Quatre mois après avoir ouvert une enquête et communiqué ses griefs à Broadcom, soupçonné de pratiques anticoncurrentielles et d’abus de position dominante, la Commission européenne hausse le ton. Elle vient d’ordonner au géant des puces de cesser d’imposer certaines clauses à ses clients, à savoir les exigences d’exclusivité.
En juin dernier, la Commission européenne se penchait sur le cas Broadcom. Le géant était suspecté de restreindre la concurrence sur les marchés des puces destinées aux décodeurs de télévision et aux modems, secteurs dans lesquels il jouit d’une position dominante. Des pratiques anticoncurrentielles donc, reposant sur des clauses d’exclusivité dans les contrats avec ses principaux clients, ainsi que des rabais et autres avantages commerciaux, toujours sous condition d’exclusivité.
Bruxelles pointait également un petit problème d’interopérabilité entre les produits Broadcom et ceux des concurrents, conséquence possible d’une dégradation volontaire et d’abus de droits de propriété intellectuelle. Une enquête formelle avait donc été ouverte et les griefs officiellement communiqués à l'entreprise, la Commission y précisant que des mesures provisoires pourrait être prises avant la fin des investigations.

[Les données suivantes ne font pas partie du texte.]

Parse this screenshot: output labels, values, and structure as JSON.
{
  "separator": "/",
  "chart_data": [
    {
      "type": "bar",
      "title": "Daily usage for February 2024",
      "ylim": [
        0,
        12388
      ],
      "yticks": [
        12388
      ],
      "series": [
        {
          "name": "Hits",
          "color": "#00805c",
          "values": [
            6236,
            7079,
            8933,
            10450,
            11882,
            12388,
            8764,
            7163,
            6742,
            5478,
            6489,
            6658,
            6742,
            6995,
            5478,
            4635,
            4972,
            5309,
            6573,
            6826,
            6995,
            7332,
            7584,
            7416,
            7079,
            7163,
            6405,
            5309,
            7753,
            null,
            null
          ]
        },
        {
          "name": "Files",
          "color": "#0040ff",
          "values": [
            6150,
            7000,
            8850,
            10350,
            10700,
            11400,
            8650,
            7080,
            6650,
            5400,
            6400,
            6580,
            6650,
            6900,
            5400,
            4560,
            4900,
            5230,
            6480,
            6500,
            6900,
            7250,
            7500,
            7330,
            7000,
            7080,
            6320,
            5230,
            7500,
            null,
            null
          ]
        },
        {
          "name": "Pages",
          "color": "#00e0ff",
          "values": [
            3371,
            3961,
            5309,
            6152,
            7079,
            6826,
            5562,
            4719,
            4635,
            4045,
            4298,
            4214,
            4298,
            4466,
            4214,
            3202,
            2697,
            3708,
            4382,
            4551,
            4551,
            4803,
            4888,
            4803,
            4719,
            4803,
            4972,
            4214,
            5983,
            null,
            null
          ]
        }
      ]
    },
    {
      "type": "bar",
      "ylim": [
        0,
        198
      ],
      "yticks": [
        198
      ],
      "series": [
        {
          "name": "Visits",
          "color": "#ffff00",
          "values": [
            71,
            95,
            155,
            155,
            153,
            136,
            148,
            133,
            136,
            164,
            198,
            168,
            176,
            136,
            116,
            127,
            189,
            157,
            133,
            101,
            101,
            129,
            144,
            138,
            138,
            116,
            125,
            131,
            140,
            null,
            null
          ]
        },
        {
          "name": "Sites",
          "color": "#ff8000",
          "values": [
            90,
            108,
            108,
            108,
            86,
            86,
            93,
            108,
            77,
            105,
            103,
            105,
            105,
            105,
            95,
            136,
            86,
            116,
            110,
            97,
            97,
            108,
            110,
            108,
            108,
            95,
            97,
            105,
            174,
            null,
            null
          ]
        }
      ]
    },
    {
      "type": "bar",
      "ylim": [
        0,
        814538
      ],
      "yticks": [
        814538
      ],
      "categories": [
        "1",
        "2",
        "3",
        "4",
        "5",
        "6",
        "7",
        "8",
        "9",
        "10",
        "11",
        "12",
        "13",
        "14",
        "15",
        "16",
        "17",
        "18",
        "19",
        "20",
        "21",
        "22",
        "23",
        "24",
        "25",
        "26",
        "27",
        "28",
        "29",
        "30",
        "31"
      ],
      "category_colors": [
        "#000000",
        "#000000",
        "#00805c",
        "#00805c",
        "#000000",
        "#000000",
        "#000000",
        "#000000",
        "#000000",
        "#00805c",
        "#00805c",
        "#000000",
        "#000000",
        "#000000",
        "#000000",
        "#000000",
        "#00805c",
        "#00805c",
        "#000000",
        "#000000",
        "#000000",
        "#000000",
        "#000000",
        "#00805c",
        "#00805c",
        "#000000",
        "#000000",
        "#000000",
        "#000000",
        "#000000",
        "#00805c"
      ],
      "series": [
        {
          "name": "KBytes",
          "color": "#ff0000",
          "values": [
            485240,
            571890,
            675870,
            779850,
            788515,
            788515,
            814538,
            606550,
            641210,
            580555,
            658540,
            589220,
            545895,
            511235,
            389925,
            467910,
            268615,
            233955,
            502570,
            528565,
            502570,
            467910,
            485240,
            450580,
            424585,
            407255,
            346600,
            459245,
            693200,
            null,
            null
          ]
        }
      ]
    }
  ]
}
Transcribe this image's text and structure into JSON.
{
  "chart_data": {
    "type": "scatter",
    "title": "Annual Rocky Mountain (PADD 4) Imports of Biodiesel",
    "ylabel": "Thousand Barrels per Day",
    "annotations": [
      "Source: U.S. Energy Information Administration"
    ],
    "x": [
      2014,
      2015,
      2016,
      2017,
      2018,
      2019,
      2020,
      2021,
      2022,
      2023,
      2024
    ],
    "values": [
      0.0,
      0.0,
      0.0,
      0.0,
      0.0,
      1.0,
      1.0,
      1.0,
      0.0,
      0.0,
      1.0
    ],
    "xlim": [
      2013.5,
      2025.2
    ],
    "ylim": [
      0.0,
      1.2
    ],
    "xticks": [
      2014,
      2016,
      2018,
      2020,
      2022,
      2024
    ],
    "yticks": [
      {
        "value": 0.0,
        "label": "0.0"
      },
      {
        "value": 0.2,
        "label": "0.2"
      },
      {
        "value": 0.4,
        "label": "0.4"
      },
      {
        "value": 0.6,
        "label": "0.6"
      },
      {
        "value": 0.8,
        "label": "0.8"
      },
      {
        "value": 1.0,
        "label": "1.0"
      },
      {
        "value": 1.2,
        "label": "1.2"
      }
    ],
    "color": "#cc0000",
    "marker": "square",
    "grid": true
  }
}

Et, chose rare, Bruxelles a annoncé cette semaine avoir pris des mesures provisoires afin de faire cesser les abus de Broadcom. « Si nous n'intervenons pas, le comportement de Broadcom est susceptible de causer un préjudice grave et irréversible à la concurrence » explique Margrethe Vestager, commissaire chargée de la concurrence et du numérique. « Nous avons donc ordonné à Broadcom de mettre immédiatement un terme à son comportement ».
Je vous demande de vous arrêter !
Si l’enquête sur le fond se poursuit, la Commission estime en effet que « des mesures provisoires sont justifiées pour empêcher que la concurrence ne subisse un dommage grave et irréparable sur certains marchés des systèmes sur puce pour décodeurs de télévision et modems ». Car, avec notamment l’arrivée toute récente de la norme WiFi 6, les pratiques du géant risquent d’affecter les prochains développements du marché, empêchant ses concurrents de se positionner auprès d’un certain nombre de clients liés par les accords d’exclusivité de Broadcom.
Il est donc ordonné à l’entreprise américaine de cesser dans les 30 jours, d’appliquer ses clauses « contenant des obligations d'achat exclusif ou quasi exclusif et des avantages commerciaux » et de s’abstenir de convenir de clauses similaires, ainsi que « de recourir à des pratiques punitives ou de représailles ayant un objet ou un effet équivalent ». Ces mesures provisoires courent sur les trois prochaines années ou jusqu’à ce que d’ici là un verdict soit rendu sur le fond par la Commission.